Hans Wager's throat burned from the gases which filled his compartment.

He didn't much care about that, either.

"Willens, bring us—" June Ranson began, breaking off as she saw the Yokel tank.

It was crashing through the woods twenty meters to Warmonger's right, on an opposite and almost parallel course. The 60mm cannon was pointed straight ahead,but the black-clad guerrilla riding on the turret screamed something down the gunner's open hatch as he unlimbered his automatic rifle.

Janacek's tribarrel was on target first. Half the burst exploded bits of intervening vegetation uselessly, but the remaining bolts sawed the Consie's legs off at the knee before hammering the sloped side of the turret.

The outer facing of the armor burned;its ceramic cores palled inward,through the metallic backing. It filled the turret like the contents of a shotgun loaded with broken glass. Smoke puffed from the hatches.

The tank continued to grind its way forward for another thirty seconds while Janacek fired into the hull without effect. The target disintegrated with a shattering roar.

Ranson's multi-function display indicated that both the remaining blowers in her element were within fifty meters of Warmonger, but she couldn't see any sign of them.

She couldn't feel them.

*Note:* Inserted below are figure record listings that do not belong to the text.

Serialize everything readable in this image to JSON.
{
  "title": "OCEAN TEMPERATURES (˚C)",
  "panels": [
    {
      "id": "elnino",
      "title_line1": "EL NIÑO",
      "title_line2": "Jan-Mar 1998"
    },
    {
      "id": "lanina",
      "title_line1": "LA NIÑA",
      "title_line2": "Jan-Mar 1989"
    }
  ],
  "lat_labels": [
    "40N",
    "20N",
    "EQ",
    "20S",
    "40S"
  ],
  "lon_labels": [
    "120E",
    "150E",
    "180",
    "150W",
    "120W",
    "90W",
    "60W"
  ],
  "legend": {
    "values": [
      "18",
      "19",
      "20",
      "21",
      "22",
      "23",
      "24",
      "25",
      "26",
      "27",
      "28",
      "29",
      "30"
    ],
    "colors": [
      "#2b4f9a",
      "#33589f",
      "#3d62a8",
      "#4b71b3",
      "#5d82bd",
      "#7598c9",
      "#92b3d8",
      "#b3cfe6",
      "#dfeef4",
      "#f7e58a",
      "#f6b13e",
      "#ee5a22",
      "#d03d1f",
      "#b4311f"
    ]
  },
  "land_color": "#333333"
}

They were real only as beads of light; and the red beads of hostile tanks were no longer where Blue Three had plotted them before the Yokels began to retreat . . . .

A tank ground through the screening foliage like a snorting rhinoceros, bow on with its cannon lowered. June Ranson willed a burst through the muzzles of her tribarrel . . . .

Cyan bolts slashed and ripped at glowing steel.

Stolley swung forward. His bolts intersected and merged with the captain's. The cannon's slim barrel lifted without firing and hurled itself away from the crater bubbling in the gun mantle.

"No!" Ranson screamed at her left wing gunner. "Watch your own—"

Another Yokel tank appeared to the left, its gun questing.

"—side!"

Leaves lifted away from the cannon's flashing muzzle. The blasts merged with the high-explosive charges of the shells which burst on Warmonger's side.

The combat car slewed to a halt. The holographic display went dead; Ranson's tribarrel swung dully without its usual power assist.

For the first time in—months?—June Ranson truly saw the world around her.

the Yokel tank was within ten meters. It fired another three-round burst—shot this time. The rounds punched through the fighting compartment in sparkling richness and ignited the ammunition in Janacek's tribarrel.

The gunner bellowed in pain as he staggered back. Ranson grabbed the bigger man and carried him with her over the side of the doomed vehicle. Leaf mould provided a thin cushion over the stony forest soil, but Warmonger's bulk was between them and the next hammering blasts.

"Stolley," Janacek whispered. "Where's Stolley and Willens?"

June Ranson looked over her shoulder. Dunnage slung to Warmonger's sides was ablaze. The thin, dangerous haze of electrical fires spurted out of the fan intakes and the holes shots had ripped in the hull. Where Janacek's tribarrel had been, there was a glowing cavity in the iridium armor.

Willens had jumped from his hatch and collapsed. There was no sign of Stolley.

Ranson rose in a crouch. Her legs felt wobbly. She must have hit them against the coaming as she leaped out of the fighting compartment. She staggered back toward Warmonger.

Shots rang against the armor. A chip of white-hot tungsten ripped through both sides to scorch her thighs.